Employers in Australia urged to close gender pay gap

The factors that weigh on unfair compensation include discrimination, bias in hiring, and having more men in senior management roles.
By: | December 13, 2022

Female employees in Australia lag behind their male counterparts when it comes to wage parity, reported the Workplace Gender Equality Agency (WGEA), an Australian Government statutory agency created by the Workplace Gender Equality Act 2012.

According to WGEA, female employees earned 22.8% less than male employees, with those working in finance companies suffering the largest wage gaps compared to their male co-workers. This marks the first time that progress has stalled since the government agency began to collect the data in 2013. 

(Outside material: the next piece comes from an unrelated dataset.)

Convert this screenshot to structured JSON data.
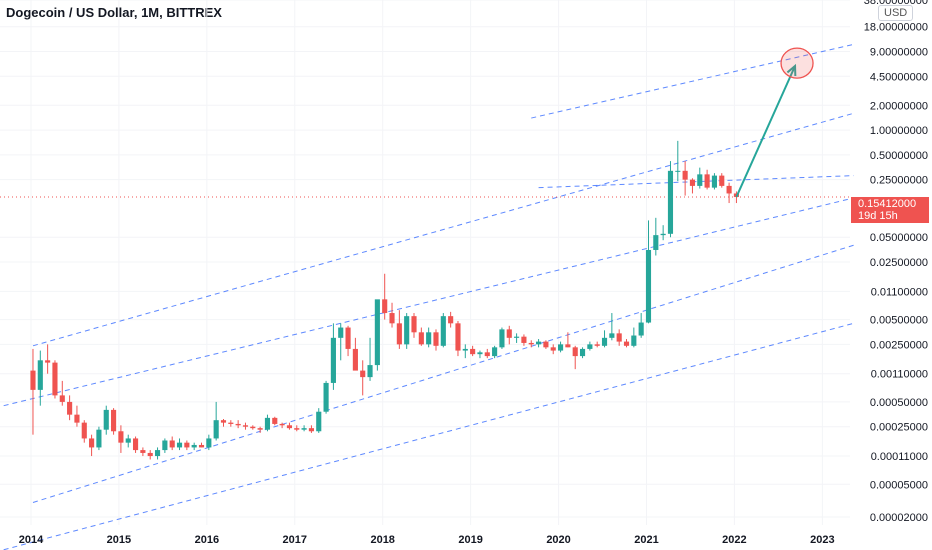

“It’s very disturbing and disappointing, in terms of the progress,” said WGEA director Mary Wooldridge. “It needs to serve as a call out to all employers that we need to do better”, reported Bloomberg.

The factors that weigh on unfair compensation include discrimination, bias in hiring, having more men in senior management roles who tend to receive bigger bonuses, and a large proportion of women in lower paid education and healthcare jobs.

READ: Gender equity for women in Australia requires more action

The WGEA data drew information from employer reports from April 1 last year through to March 31 this year, covering 4,795 reporting organisations and almost 4.5 million employees.

Although Australia requires organisations hiring more than 100 employees to provide information annually, the results of individual organisations are not published.